Oh, and in the game you'll probably die a whole hell of a lot, so you probably have to be pretty patient. But trust me, it is worth it.

Sunday, 6 October 2019

Joe Golem Occult Detective vol 3: The Drowning City

Oh yes, it's finally here, the comic adaptation of one of my favourite novels of the last few years! Aaaaaand ....they only adapted the first half of the story.


God. I don't know why I'm still being taken in by anything with Mignola's name on the cover. I mean really?

     So apparently the novel Joe Golem and the Drowning City is being adapted in two parts, part one named Joe Golem Occult Detective the Drowning City 1-5 only adapts the book's first half, while the other part Joe Golem Occult Detective The Conjurors 1-5 will adapt the rest of the novel, possibly going a bit further into uncharted territory. The Conjurors is actually already out, the story over and done with, except it's not out yet in trade or hardback, which means I would have to track down either e-book versions or individual comics, which is not something I do.
And how long do I still have to wait to have the full thing on my shelf?


5 months. *sighs deeply*.


     Ah well, it's not as if I had a bad time so far, and to be fair, in the long run, having the story spread out over two volumes instead of one, gives it way more time to breathe, allowing them to linger on the crucial or emotional moments, and letting them spend time on the original story's tone rather than just getting it over with to explore the uncharted Joe Golem stuff.


     I was struck that they were already doing a very good job of this as the Drowning City 5 came to its end, when the action started to slow down and the writers let the realization slowly filter in, that this was it, that here it would end, that somehow our heroes had failed, and to the beat of repeating narration, the art slowly ramped its way up to revelation. It reminded me of the brilliant ending to Baltimore: The Infernal Train where the narration almost became a mantra, accompanying some truly awesome over-the-top art: a foreign language, incomprehensible, repeated over and over, as blood splashed the page and limbs flew, and then at the end, the final page and the final revelation revealed together with the English translation.
     Even though they'd done it better in Baltimore (mostly because of the amount of gore and blood, and the gothic trappings) I could really very much appreciate it here.

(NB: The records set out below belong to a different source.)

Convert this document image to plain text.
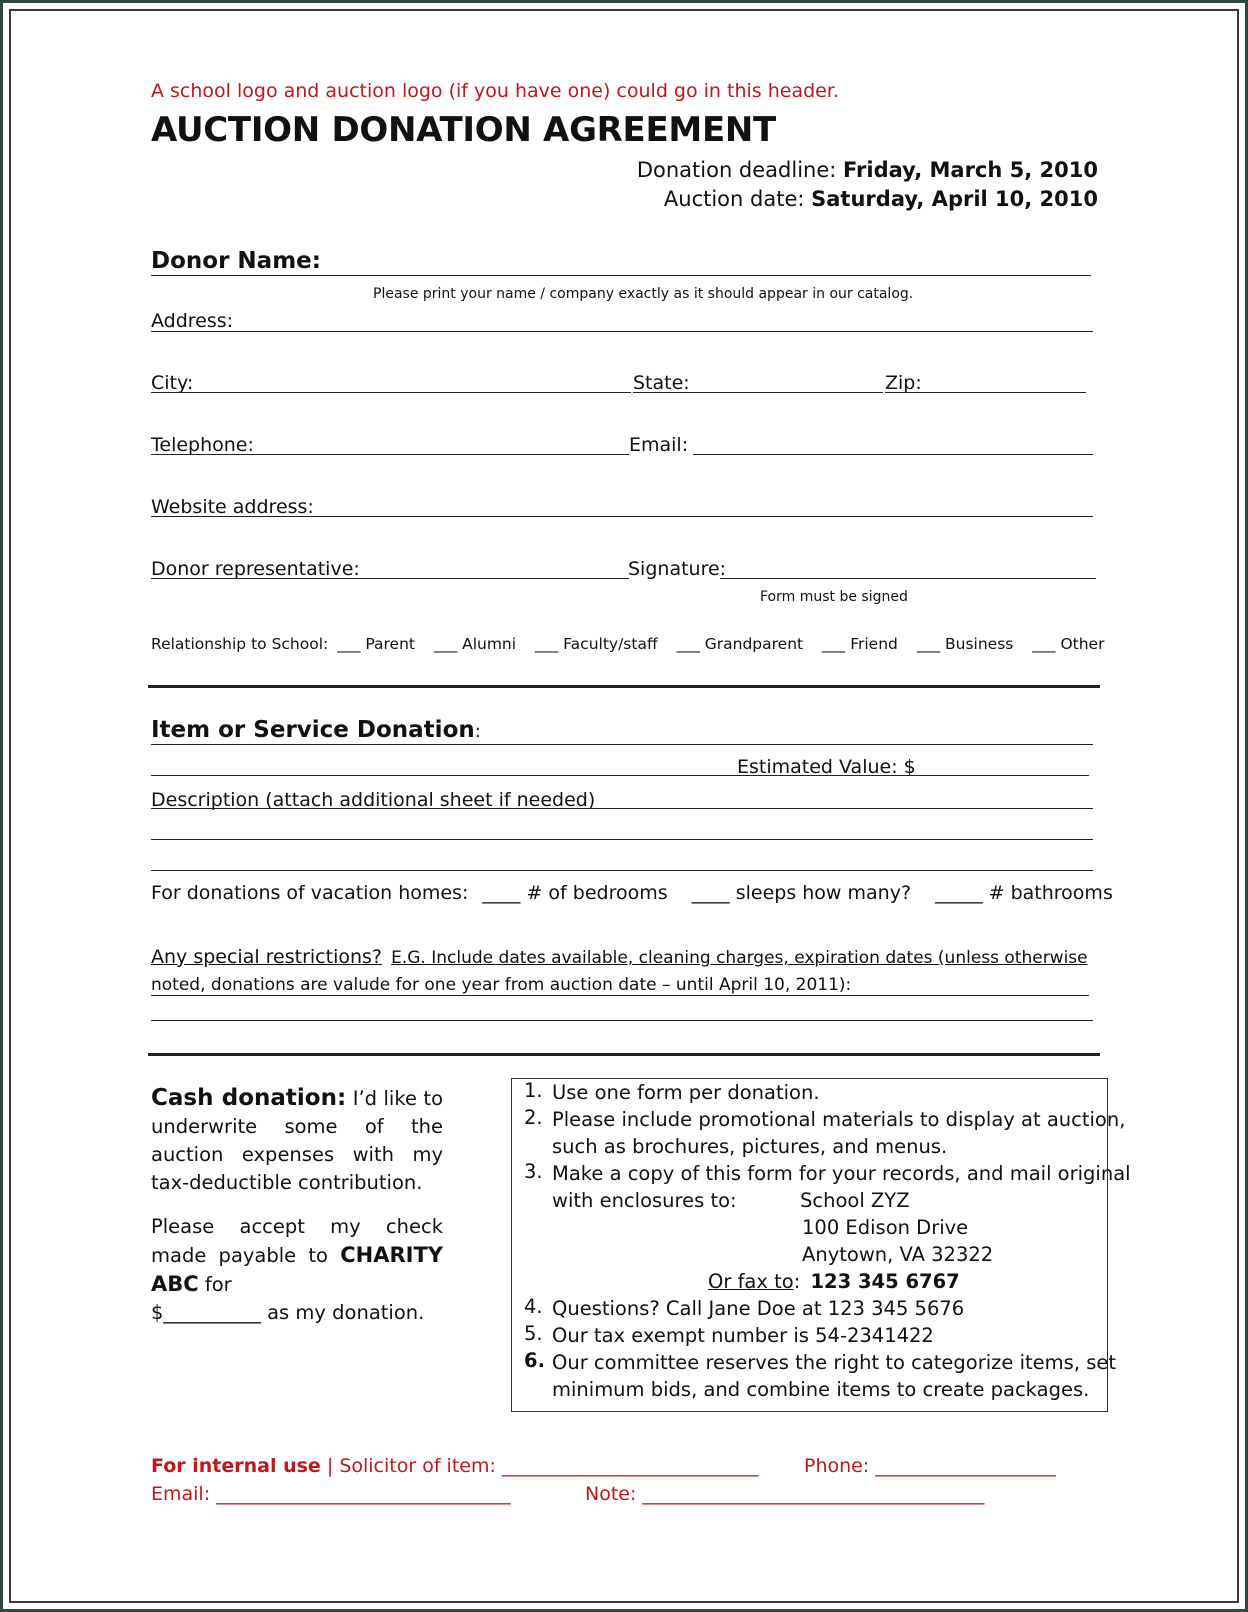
A school logo and auction logo (if you have one) could go in this header.
AUCTION DONATION AGREEMENT
Donation deadline: Friday, March 5, 2010
Auction date: Saturday, April 10, 2010
Donor Name:
Please print your name / company exactly as it should appear in our catalog.
Address:
City:	State:	Zip:
Telephone:	Email:
Website address:
Donor representative:	Signature:
Form must be signed
Relationship to School: ___ Parent ___ Alumni ___ Faculty/staff ___ Grandparent ___ Friend ___ Business ___ Other
Item or Service Donation:
Estimated Value: $
Description (attach additional sheet if needed)
For donations of vacation homes: ____ # of bedrooms ____ sleeps how many? _____ # bathrooms
Any special restrictions? E.G. Include dates available, cleaning charges, expiration dates (unless otherwise
noted, donations are valude for one year from auction date – until April 10, 2011):

Cash donation: I’d like to underwrite some of the auction expenses with my tax-deductible contribution.

Please accept my check made payable to CHARITY ABC for

$__________ as my donation.

1. Use one form per donation.
2. Please include promotional materials to display at auction,
such as brochures, pictures, and menus.
3. Make a copy of this form for your records, and mail original
with enclosures to:	School ZYZ
100 Edison Drive
Anytown, VA 32322
Or fax to: 123 345 6767
4. Questions? Call Jane Doe at 123 345 5676
5. Our tax exempt number is 54-2341422
6. Our committee reserves the right to categorize items, set
minimum bids, and combine items to create packages.
For internal use | Solicitor of item: ___________________________ Phone: ___________________
Email: _______________________________	Note: ____________________________________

     Peter Bergting's art is a good fit for Joe Golem, treading the line between realistic and cartoony in a way that I didn't like in Baltimore, but here feels just right, adding a sense of nastiness to the supernatural horror, making the danger real and somehow jagged.
I'm still not too fond of some of his stylistic choices, but you can't deny that the man is a dab hand at faces at this point.

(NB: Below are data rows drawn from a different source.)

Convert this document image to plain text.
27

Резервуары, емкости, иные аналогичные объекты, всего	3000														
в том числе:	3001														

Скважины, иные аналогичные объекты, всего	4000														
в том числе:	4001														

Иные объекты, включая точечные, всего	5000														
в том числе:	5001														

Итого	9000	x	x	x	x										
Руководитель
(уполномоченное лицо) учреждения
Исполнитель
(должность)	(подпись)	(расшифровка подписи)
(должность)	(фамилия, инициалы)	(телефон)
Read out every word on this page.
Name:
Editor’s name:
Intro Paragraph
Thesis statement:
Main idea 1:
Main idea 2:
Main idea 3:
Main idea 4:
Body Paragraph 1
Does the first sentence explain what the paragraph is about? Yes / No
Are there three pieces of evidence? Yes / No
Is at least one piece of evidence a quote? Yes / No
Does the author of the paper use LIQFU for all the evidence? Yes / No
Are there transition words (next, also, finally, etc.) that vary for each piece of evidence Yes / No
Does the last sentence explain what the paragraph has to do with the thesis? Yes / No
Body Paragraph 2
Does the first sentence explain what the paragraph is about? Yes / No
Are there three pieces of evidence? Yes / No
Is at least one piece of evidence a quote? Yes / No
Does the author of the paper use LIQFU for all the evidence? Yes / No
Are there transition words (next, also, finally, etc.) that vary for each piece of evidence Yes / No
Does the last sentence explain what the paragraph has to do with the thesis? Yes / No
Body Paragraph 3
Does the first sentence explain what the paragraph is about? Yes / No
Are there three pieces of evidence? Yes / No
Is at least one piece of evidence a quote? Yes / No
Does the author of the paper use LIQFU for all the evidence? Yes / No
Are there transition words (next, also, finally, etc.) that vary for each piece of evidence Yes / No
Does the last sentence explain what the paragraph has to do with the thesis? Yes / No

So, even though I was disappointed that the story was incomplete, the future will eventually see that remedied, and hopefully The Conjurors will close out the novel adaptation in a fitting manner.

If you're interested, maybe hold off until you can buy both volumes at once, or dig into volumes 1 and 2 which are also pretty good. Or failing that, Baltimore volumes 1-5, which are also set in the same universe as Joe Golem, are always a good thing to pick up, even if the series goes to hell after that. The whole priest storyline alone is worth picking these up. A masterclass in gothic horror comics and a pretty much traditional read for the Halloween month at this point.